Current efforts and future plans: adaptive filtering in the CNS
Our current research focus is on understanding how neural filtering properties in the central nervous system contribute to the enhancement of weak prey-like signals relative to background noise. We are recording and analyzing neural activity in the electrosensory lateral line lobe (ELL), a hindbrain nucleus that is the first stage of central processing in the electrosensory pathway. The ELL is divided into multiple somatotopic maps, each with different spatial and temporal filtering properties. Feedback pathways to the ELL have been shown to influence sensory filtering properties, including gain, temporal adaptation, size of receptive field center, and size of surround. We conceptualize the multiple maps of the ELL as a bank of adjustable filters, where descending control from higher centers (e.g., midbrain) may tune the filtering properties to optimize performance. The goal of our research over the next few years is to understand the neural mechanisms and information processing principles that govern this adaptive tuning process.

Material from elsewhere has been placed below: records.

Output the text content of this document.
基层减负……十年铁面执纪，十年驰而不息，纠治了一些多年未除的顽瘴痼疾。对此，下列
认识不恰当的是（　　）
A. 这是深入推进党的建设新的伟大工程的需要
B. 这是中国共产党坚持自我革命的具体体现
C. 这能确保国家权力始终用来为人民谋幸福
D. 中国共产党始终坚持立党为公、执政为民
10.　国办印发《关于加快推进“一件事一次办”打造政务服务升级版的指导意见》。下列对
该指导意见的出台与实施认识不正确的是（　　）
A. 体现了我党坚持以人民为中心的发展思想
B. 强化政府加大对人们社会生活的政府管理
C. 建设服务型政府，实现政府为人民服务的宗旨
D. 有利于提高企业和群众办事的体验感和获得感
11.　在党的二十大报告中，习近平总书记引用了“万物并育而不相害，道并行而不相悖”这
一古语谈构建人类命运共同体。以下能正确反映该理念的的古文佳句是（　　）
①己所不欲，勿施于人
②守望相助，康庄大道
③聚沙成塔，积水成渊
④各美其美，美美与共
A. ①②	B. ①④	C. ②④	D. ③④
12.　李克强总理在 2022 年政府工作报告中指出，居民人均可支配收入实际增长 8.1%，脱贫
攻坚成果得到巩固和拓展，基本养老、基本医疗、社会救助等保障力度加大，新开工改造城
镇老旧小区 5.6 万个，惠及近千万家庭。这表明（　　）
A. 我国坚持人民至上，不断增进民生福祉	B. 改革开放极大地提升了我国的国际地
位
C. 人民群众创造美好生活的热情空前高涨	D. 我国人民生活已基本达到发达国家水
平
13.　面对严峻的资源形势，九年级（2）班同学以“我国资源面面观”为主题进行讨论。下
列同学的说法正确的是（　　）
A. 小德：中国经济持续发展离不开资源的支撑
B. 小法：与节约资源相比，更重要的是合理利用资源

Studies of neural information processing in general, and sensory acquisition in particular, are best carried out under conditions that closely approximate the animal's natural environment. Each species has evolved solutions that are adapted to its own behavioral needs and ecological niche. Within this context one can ask meaningful questions about how the nervous system acquires and processes sensory information. The neural mechanisms and information processing principles that emerge from a careful neuroethological study can have implications beyond the particular system in which they are elucidated. While focusing on the neural and behavioral strategies used by weakly electric fish to detect and capture prey, our goal is to contribute toward a broader understanding of general principles of sensory acquisition. Specific areas of interest include optimal positioning of receptor structures, efficient neural coding, task-specific adaptive filtering, and the generation and subtraction of sensory expectation. Many of the details will, of course, be specific to the electrosensory system, but the general principles that emerge should be broadly applicable to many other systems. Ultimately, we hope to come away with a deeper appreciation of how animals achieve their remarkable information processing capabilities.